Спустя два часа и три минуты она обнаружила себя лежащей на боку, обхватив руками и ногами свернутое валиком одеяло. Ей казалось, что ее разорвали пополам. Одна половина считала, что фильм отвратительный. Другая — что гениальный. Камень не уходил. Тина уснула.
Утро в день сеанса было солнечным, а после полудня поднялся ветер и небо быстро затянуло. Оставалась лишь маленькая прореха прямо над Тининым домом, и оттуда иногда сквозило мягким осенним светом. В эти моменты вокзальный шпиль на другой стороне реки наливался золотом и горел, как маяк, на фоне туч. Тина подумала, что такая же погода была в тот день, когда они впервые встретили Иву. Ей не хотелось ехать на сеанс, но Тео попросил ассистировать. Всего один раз, сказал он, и она согласилась.
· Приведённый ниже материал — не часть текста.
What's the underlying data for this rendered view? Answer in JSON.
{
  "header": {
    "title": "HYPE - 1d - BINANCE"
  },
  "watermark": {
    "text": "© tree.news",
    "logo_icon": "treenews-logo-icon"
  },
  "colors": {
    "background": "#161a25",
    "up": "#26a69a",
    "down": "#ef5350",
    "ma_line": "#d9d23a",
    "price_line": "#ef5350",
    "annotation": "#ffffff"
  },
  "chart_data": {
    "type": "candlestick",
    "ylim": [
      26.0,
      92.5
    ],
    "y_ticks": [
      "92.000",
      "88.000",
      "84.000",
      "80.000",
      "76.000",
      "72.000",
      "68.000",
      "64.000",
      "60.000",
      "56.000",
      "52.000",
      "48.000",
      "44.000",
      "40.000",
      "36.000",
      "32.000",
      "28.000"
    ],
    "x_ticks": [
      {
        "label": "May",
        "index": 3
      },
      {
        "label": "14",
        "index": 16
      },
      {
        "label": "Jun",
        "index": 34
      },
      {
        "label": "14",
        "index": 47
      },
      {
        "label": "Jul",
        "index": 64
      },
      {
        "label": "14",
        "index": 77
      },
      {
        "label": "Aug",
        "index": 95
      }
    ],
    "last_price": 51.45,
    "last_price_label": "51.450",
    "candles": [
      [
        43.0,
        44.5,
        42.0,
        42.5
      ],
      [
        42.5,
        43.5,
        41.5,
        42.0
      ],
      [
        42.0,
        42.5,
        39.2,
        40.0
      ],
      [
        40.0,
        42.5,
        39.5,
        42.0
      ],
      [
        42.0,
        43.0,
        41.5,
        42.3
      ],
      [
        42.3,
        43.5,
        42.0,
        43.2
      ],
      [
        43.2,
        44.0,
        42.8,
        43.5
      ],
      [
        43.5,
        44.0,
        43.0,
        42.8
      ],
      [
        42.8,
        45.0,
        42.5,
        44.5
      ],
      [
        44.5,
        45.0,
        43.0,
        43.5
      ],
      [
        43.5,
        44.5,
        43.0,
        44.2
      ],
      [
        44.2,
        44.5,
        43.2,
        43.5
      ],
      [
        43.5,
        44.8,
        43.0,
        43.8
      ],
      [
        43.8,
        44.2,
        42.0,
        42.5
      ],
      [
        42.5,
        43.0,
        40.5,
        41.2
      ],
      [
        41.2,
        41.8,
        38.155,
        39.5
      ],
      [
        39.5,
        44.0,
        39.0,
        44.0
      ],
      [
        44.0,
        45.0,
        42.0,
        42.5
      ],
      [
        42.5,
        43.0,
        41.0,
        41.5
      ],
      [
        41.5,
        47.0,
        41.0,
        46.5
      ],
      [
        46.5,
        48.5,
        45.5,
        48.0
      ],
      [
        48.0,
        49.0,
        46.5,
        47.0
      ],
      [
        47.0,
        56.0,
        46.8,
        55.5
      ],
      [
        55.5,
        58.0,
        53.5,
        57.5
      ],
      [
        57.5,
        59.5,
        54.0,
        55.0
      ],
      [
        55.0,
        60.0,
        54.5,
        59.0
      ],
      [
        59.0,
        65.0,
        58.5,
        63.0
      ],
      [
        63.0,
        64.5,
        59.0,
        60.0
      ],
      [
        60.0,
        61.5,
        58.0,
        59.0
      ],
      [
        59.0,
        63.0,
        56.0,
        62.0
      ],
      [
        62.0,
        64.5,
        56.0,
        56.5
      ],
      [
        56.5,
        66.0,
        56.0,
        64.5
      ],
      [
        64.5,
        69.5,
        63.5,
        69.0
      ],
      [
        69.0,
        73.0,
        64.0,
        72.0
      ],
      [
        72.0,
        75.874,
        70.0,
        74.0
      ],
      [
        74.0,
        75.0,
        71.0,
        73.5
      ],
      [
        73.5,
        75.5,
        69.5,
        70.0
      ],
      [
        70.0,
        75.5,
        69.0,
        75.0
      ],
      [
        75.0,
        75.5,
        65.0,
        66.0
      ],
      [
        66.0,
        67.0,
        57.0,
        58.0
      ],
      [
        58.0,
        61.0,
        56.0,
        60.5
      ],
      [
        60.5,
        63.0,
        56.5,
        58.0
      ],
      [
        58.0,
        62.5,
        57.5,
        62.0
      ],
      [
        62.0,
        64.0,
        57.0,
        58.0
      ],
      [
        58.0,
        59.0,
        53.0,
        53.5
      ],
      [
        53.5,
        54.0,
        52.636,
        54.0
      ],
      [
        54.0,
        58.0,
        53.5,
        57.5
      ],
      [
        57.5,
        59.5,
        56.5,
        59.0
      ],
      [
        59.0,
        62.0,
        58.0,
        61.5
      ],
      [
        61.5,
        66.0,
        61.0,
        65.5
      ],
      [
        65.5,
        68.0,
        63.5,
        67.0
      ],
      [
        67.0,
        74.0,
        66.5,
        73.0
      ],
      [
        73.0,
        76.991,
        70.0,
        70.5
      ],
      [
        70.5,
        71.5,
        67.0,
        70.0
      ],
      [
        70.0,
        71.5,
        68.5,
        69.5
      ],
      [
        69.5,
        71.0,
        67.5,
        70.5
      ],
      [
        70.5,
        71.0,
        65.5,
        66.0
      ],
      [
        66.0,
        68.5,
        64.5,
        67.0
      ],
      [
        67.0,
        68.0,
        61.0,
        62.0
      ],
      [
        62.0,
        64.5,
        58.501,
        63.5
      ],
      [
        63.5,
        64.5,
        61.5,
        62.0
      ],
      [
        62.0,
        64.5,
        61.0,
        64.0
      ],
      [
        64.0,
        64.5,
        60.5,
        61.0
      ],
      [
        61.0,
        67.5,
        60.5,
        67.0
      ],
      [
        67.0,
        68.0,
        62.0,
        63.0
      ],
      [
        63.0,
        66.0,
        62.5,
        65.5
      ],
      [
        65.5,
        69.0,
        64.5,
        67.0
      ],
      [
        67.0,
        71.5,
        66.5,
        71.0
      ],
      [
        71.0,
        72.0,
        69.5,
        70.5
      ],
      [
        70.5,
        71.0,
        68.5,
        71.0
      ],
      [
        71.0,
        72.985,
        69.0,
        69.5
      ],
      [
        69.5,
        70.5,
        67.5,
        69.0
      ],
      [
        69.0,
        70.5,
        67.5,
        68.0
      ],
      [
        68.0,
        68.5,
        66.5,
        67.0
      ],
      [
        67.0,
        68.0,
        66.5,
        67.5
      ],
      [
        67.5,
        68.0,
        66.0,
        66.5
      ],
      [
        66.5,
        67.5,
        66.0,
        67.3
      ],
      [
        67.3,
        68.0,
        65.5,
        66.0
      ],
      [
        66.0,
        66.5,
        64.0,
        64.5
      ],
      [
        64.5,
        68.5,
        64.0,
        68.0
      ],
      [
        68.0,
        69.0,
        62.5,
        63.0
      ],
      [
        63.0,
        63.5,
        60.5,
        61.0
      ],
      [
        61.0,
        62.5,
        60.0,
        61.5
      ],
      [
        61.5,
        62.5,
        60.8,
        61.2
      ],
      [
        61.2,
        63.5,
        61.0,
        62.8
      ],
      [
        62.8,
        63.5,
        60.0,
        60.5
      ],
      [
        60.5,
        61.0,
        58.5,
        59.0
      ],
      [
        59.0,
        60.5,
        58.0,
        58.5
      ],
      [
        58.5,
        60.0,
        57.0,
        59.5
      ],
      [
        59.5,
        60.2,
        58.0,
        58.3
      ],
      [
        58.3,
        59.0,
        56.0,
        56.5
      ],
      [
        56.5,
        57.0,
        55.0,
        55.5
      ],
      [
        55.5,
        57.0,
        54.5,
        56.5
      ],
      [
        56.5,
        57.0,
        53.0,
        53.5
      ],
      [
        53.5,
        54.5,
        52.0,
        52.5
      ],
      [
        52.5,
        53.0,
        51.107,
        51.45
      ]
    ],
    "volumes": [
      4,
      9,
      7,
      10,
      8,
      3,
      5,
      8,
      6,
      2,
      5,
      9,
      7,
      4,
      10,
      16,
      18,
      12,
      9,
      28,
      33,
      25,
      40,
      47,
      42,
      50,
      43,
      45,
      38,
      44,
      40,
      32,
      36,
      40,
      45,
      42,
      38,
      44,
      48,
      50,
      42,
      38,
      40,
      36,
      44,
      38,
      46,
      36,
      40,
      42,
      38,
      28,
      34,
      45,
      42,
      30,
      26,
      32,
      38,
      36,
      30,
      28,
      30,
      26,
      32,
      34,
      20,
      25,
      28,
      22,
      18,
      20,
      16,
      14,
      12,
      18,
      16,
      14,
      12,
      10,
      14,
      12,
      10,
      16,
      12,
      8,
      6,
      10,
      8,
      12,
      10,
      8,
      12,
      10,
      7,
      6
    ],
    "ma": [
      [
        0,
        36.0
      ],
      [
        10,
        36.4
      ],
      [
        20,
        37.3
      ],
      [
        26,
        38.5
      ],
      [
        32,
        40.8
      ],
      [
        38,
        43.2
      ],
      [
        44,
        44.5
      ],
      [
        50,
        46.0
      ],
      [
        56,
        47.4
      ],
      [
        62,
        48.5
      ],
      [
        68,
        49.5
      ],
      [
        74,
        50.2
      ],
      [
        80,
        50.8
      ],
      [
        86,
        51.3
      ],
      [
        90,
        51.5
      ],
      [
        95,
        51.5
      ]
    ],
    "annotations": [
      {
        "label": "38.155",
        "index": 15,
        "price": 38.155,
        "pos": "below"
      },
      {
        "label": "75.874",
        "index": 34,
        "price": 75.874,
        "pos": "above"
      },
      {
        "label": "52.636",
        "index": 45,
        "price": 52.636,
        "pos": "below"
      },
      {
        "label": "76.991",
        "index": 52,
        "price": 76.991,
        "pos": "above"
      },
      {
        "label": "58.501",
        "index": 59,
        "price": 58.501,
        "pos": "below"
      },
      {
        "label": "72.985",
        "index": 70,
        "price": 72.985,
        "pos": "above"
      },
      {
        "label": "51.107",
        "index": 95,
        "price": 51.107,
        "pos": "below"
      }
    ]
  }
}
Она вошла в Комнату вместе с Ми и встала у второго аварийного рубильника. Мик уже сидел на коляске рядом с первым; тут же находился пульт управления фонограммой. Дверь бесшумно открылась, впустив Иву. Тео шагнул следом. Он был одет как обычно: в черную футболку и черные же джинсы — за исключением того, что на руках у него были белые нитяные перчатки. Тина приподняла брови, но брат не видел ее: он ждал фонограммы, чтобы включиться вместе с ней. Тине показалось, что он очень устал. Работал он, однако же, спокойно и технично. Лицо его было непроницаемым. Ми с камерой следовала за ним приставным шагом, легко и плавно, будто катилась по рельсам. Мик напряженно следил за игроками. Тина блуждала взглядом по Комнате: ей не хотелось смотреть на Иву. Поэтому она пропустила момент, когда ритм сбился. Это было уже после того, как Тео поставил точку, прописанную в сценарии. Тина, дождавшись сигнала, вышла на позицию. Брат и Ива, стоя друг напротив друга, составляли одну ось координат, Тина и Ми — другую. Она накрыла головы играющих двумя полотнами белой ткани и отвернулась, чтобы не видеть, как он ее целует. Вместо этого она слушала музыку — слишком отстраненную и холодную в оркестровой аранжировке — и думала, зачем он взял для игры эту картину, которую сам считал банальной. А в следующую секунду что-то произошло, и Тео рывком сдернул оба полотна. Его глаза изменились. Он проснулся.
Тина так и не узнала, что именно сделала девушка: эту запись они ни разу не смотрели. Тео, метнув оба платка в конец Комнаты, порывисто обошел Иву сзади, стиснул ее кисть и свободной — неограниченно свободной — рукой повел с плеча девушки вниз до конца и потом обратно. У Тины зазвенело в ушах. Фонограмма была закольцована, и она потеряла счет времени, будто села в вагон метро и пустилась в бесконечный путь по кольцевой — нет, не по кольцевой: по спирали, потому что круги становились все меньше, дыхание в Комнате — всё громче, и ей казалось, что ритм ускоряется, хотя музыка оставалась все той же: гипнотической, сказочной и нежной. В какой-то момент она, выглянув в окно вагона, мельком заметила Мика. В глазах его читалась мольба. Он просил брата не останавливаться, хотя остановить его было уже невозможно. Тео не играл больше, его глаза будто бы затянулись собачьим третьим веком. Белые перчатки казались Тине хирургическими: руки препарировали тело девушки так искусно, словно были намного старше и опытней, чем он сам.
Что-то инородное проникло в фонограмму — один раз, потом другой. Тина не сразу поняла, что это: в Комнате никогда не звучало слов, произнесенных живым голосом. Сейчас слово было одно, и это слово было «Нет».